Rasulullah saw. bersabda, “Janganlah kamu meremehkan kebaikan apapun, walaupun sekadar bertemu saudaramu dengan wajah ceria.” (Muslim)

4. Berjabat tangan dengan erat dan hangat

Berjabat tanganlah acapkali bertemu. Sebab, Rasulullah saw. bersabda, “Tidak ada dua orang muslim yang berjumpa lalu berjabat tangan melainkan keduanya diampuni dosanya sebelum berpisah.” (Abu Dawud)

قَالَ رَسُوْلُ اللهِ صَلَى اللهُ عَلَيْهِ وَسَلَمَ: مَا مِنْ مُسْلِمِيْنَ يَلْتَقِيَانِ فَيَتَصَافَحَانِ إِلاَّ غُفِرَ لَهُمَا قَبْلَ أَنْ يَتَفَرَّقَا

5. Sering-seringlah berkunjung

Nabi Muhammad saw. bersabda, “Allah swt. berfirman, ‘Pasti akan mendapat cinta-Ku orang-orang yang mencintai karena Aku, keduanya saling berkunjung karena Aku, dan saling memberi karena Aku’.” (Imam Malik dalam Al-Muwaththa’)

6. Ucapkan selamat saat saudara Anda mendapat kesuksesan


عَنْ اَنَسٍ بن مالك قَالَ رَسُوْلُ اللهِ صَلَى اللهُ عَلَيْهِ وَسَلَمَ: مَنْ لَقِيَ أَجَاهُ بِمَا يُحِبُّ لِيَسُرَّهُ ذَالِكَ سَرَّةُ اللهُ عَزَّ وَجَلَّ يَوْمَ الْقِيَامَةِ

Anas bin Malik berkata, Rasulullah saw. bersabda, “Barangsiapa bertemu saudaranya dengan membawa sesuatu yang dapat menggembirakannya, pasti Allah akan menggembirakannya pada hari kiamat.” (Thabrani dalam Mu’jam Shagir)

Jadilah Anda orang yang paling pertama mengucapkan selamat kala saudara Anda menikah, mendapat anak, menempati rumah baru, pergi haji, naik jabatan, dan lain-lain.

7. Berilah hadiah terutama di waktu-waktu istimewa

عَلَيْكُمْ بِالْهَدَايَا فَإِنَّهَا تُوْرِثُ الْمَوَدَّةَ وَتُذْهِبُ الضَّغَائِنَ

Hadits marfu’ dari Anas bahwa, “Hendaklah kamu saling memberi hadiah, karena hadiah itu dapat mewariskan rasa cinta dan menghilangkan kekotoran hati.” (Thabrani)

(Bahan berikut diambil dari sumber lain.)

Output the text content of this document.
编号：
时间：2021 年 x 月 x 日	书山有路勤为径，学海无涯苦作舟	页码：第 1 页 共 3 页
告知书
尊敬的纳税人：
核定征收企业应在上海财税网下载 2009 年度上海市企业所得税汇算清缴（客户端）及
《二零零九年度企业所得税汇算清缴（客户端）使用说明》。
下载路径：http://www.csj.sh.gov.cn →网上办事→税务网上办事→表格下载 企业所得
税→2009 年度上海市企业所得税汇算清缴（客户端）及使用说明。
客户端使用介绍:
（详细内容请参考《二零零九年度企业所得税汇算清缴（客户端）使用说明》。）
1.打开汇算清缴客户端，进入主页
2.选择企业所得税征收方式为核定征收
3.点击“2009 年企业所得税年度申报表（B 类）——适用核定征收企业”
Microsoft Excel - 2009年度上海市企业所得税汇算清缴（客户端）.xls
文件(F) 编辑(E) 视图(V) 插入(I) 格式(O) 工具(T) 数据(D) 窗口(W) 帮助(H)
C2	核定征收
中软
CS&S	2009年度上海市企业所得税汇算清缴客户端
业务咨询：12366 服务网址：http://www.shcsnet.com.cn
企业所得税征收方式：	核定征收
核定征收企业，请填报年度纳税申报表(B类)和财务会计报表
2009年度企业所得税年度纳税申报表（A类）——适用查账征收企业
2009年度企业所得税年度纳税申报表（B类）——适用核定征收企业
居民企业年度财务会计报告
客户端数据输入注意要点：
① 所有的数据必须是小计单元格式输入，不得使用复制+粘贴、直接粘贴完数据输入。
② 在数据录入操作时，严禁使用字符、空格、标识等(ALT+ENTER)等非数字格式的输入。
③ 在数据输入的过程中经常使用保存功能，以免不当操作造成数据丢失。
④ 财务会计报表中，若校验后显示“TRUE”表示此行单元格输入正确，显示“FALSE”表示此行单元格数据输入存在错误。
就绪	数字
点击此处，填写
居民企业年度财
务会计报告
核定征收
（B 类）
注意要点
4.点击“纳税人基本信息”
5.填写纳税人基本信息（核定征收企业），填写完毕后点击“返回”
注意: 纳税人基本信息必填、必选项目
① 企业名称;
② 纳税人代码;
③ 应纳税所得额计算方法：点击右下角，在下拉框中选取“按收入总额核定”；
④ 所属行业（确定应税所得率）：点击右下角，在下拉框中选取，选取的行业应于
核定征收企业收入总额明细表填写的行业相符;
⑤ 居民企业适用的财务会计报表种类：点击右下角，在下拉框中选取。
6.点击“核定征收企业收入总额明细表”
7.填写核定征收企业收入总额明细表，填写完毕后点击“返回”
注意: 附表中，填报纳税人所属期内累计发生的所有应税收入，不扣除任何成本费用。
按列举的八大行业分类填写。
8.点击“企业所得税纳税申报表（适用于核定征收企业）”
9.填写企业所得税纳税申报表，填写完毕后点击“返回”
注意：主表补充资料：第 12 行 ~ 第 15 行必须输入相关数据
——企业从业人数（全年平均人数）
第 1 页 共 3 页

عَنْ عَائِشَةَ: تَهَادَوْا تَحَابُّوْا

Thabrani juga meriwayatkan hadits marfu’ dari Aisyah r.a. bahwa, “Biasakanlah kamu saling memberi hadiah, niscaya kamu akan saling mencintai.

8. Berilah perhatian dan bantu keperluan Saudara Anda

قَالَ رَسُوْلُ اللهِ صَلَى اللهُ عَلَيْهِ وَسَلَمَ: مَنْ نَفَّسَ عَنْ مُؤْمِنٍ كُرْبَةً مِنْ كُرَبِ الدُّنْيَا نَفَّسَ اللهُ عَنْهُ كُرْبَةً مِنْ كُرَبِ يَوْمِ الْقِيَامَةِ، وَمَنْ يَسَّرَ عَلَى مُعْسِرٍ يَسَّرَ اللهُ عَلَيْهِ فِى الدُّنْيَا وَالآخِرَةِ، وَمَنْ سَتَرَ مُسْلِمًا سَتَرَهُ اللهُ فِى الدُّنْيَا وَالآخِرَةِ، وَاللهُ فِى عَوْنِ الْعَبْدِ مَادَامَ الْعَبْدُ فِى عَوْنِ اَخِيْهِ.

Rasulullah saw. bersabda, “Siapa yang melepaskan kesusahan seorang mukmin di dunia niscaya Allah akan melepaskan kesusahannya di akhirat. Siapa yang memudahkan orang yang kesusahan, niscaya Allah akan memudahkan (urusannya) di dunia dan di akhirat. Siapa yang menutupi (aib) seorang muslim, niscaya Allah akan menutupi (aibnya) di dunia dan di akhirat. Dan Allah selalu menolong hamba-Nya jika hamba tersebut menolong saudaranya.” (Muslim)

Karena itu, jadikan diri Anda orang yang paling dahulu membantu kala saudara Anda membutuhkan.